According to Peter G. Northouse’s book Leadership, the best leaders are those who are respected and liked by their team. By focusing on interpersonal skills such as empathy, compassion, and emotional intelligence, you can enhance your likeability and your communication skills. To put it simply, the better you are at putting yourself in other people’s shoes, the better you will be able to connect with them.

Think back to your list of stakeholders—do you know what their desires and expectations are? Can you see issues from their perspective?

Head to an Improv Class

One group of people who were not very good at putting themselves in other people’s shoes is scientists. In the 1990s, the scientific community realised it had a problem: scientists were not very good at explaining their research or why it was important, which led to governments ignoring warnings about climate change. Consequently, specialised training programs were developed to help scientists communicate with a variety of audiences using simple, jargon-free language.

One of the biggest U.S. training programs, offered by the Alan Alda Center for Communicating Science at Stony Brook University in New York, uses theatre improvisation techniques to teach empathy, confidence, and communication. In improvisation, actors work together to create a scene without a script, building on each other’s ideas to tell a story.

Improv requires an active willingness to listen to others and take their ideas, needs, and concerns into consideration.

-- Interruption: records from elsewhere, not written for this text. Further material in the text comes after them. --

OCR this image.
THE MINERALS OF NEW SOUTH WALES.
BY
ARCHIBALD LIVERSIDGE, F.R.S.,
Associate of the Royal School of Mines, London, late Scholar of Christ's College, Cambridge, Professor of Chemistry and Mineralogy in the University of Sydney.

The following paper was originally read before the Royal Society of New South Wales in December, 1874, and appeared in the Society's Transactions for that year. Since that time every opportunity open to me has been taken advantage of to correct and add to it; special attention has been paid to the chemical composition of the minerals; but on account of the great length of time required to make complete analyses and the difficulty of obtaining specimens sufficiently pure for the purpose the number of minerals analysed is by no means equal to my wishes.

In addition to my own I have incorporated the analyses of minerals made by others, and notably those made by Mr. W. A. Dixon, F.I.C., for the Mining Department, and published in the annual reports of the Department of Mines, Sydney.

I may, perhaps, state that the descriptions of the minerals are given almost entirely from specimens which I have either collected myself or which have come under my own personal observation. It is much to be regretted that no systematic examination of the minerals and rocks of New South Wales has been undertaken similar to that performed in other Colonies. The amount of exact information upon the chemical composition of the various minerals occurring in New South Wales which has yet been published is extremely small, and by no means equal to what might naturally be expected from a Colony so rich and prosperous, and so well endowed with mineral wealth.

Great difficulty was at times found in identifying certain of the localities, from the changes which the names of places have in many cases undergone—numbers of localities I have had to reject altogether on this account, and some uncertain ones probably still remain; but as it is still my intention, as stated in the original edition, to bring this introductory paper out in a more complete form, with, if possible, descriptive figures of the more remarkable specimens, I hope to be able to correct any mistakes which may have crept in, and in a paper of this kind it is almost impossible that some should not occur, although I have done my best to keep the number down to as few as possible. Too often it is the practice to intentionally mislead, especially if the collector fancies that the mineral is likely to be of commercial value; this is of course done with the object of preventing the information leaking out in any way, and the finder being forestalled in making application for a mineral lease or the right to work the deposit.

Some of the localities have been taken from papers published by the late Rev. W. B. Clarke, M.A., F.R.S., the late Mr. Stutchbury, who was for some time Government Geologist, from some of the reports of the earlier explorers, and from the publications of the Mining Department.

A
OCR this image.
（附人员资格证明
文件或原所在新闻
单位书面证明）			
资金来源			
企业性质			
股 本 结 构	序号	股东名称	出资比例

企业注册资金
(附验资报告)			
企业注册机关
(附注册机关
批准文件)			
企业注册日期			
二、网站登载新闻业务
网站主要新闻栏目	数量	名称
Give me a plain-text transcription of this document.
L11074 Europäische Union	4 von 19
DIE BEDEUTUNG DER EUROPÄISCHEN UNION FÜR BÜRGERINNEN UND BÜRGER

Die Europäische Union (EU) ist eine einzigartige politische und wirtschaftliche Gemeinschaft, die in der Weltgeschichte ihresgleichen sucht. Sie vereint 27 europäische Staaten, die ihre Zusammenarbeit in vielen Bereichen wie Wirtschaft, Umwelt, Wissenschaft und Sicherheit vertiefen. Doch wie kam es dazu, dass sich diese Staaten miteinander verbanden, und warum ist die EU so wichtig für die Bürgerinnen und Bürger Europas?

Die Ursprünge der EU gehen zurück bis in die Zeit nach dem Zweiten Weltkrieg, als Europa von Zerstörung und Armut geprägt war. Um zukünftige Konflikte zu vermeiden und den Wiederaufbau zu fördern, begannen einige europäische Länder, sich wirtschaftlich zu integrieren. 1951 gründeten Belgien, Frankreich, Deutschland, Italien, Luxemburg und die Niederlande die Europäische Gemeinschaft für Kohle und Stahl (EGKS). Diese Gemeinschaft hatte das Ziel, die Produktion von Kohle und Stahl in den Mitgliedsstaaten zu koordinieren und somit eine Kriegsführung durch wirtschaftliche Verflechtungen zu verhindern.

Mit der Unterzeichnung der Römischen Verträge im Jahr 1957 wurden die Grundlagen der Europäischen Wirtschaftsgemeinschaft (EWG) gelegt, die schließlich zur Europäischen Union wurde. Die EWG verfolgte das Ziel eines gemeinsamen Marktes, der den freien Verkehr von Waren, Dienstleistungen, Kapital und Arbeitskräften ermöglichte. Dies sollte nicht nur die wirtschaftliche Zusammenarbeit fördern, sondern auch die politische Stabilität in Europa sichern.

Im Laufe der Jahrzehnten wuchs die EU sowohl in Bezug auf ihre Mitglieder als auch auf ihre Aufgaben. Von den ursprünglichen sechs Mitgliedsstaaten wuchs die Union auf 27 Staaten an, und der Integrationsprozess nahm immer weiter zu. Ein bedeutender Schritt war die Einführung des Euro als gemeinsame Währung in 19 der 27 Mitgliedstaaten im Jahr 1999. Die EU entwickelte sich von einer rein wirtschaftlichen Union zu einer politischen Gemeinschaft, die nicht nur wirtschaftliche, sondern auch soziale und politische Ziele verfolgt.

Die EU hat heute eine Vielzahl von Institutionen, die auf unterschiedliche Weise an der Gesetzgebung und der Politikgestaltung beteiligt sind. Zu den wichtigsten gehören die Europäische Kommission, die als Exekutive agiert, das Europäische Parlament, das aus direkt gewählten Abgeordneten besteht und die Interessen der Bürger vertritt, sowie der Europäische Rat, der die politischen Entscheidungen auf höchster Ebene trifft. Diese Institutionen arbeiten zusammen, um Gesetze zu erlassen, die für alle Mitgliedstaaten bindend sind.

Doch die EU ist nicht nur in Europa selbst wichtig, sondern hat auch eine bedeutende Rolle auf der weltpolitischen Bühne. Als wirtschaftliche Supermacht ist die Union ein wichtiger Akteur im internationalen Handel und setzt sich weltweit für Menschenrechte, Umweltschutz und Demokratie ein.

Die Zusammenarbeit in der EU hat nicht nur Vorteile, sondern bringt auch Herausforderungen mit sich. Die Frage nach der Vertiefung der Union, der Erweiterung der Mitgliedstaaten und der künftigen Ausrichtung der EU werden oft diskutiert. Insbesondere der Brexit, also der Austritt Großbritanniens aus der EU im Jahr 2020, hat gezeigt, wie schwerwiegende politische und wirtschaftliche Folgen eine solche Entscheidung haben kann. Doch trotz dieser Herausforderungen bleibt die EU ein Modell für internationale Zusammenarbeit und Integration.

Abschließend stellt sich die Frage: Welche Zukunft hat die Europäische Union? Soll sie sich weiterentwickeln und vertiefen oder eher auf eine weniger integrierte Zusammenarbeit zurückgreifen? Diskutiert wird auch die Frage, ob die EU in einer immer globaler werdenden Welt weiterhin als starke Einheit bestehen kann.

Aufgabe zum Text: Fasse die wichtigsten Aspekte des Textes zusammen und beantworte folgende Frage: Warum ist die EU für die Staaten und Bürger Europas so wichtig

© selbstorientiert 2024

More recently, the business community has taken note of improv as a method to enhance communication skills. Forbes, Harvard Business Review, and Wharton School of Business have all written about how C-suite executives are embracing improv training. Taking a few improv classes at your local comedy club could be a great boost for your communication skills, as well as a fun way to let off some steam.

Study the Basics

There are many excellent books you can read to become a better communicator and ensure you always deliver the right message through your emails, presentations, social media posts, and in-person interactions.  You should aim to understand topics such as key messaging, storytelling, writing style, tone of voice, and even crisis communication.

At the end of the day, over 90% of startups fail for reasons that may not have anything to do with poor communication. But with the odds stacked so much against you, every little bit helps. Communication skills can be trained, just like any other, and if they can give your startup even a nudge towards success, it is worth making the effort.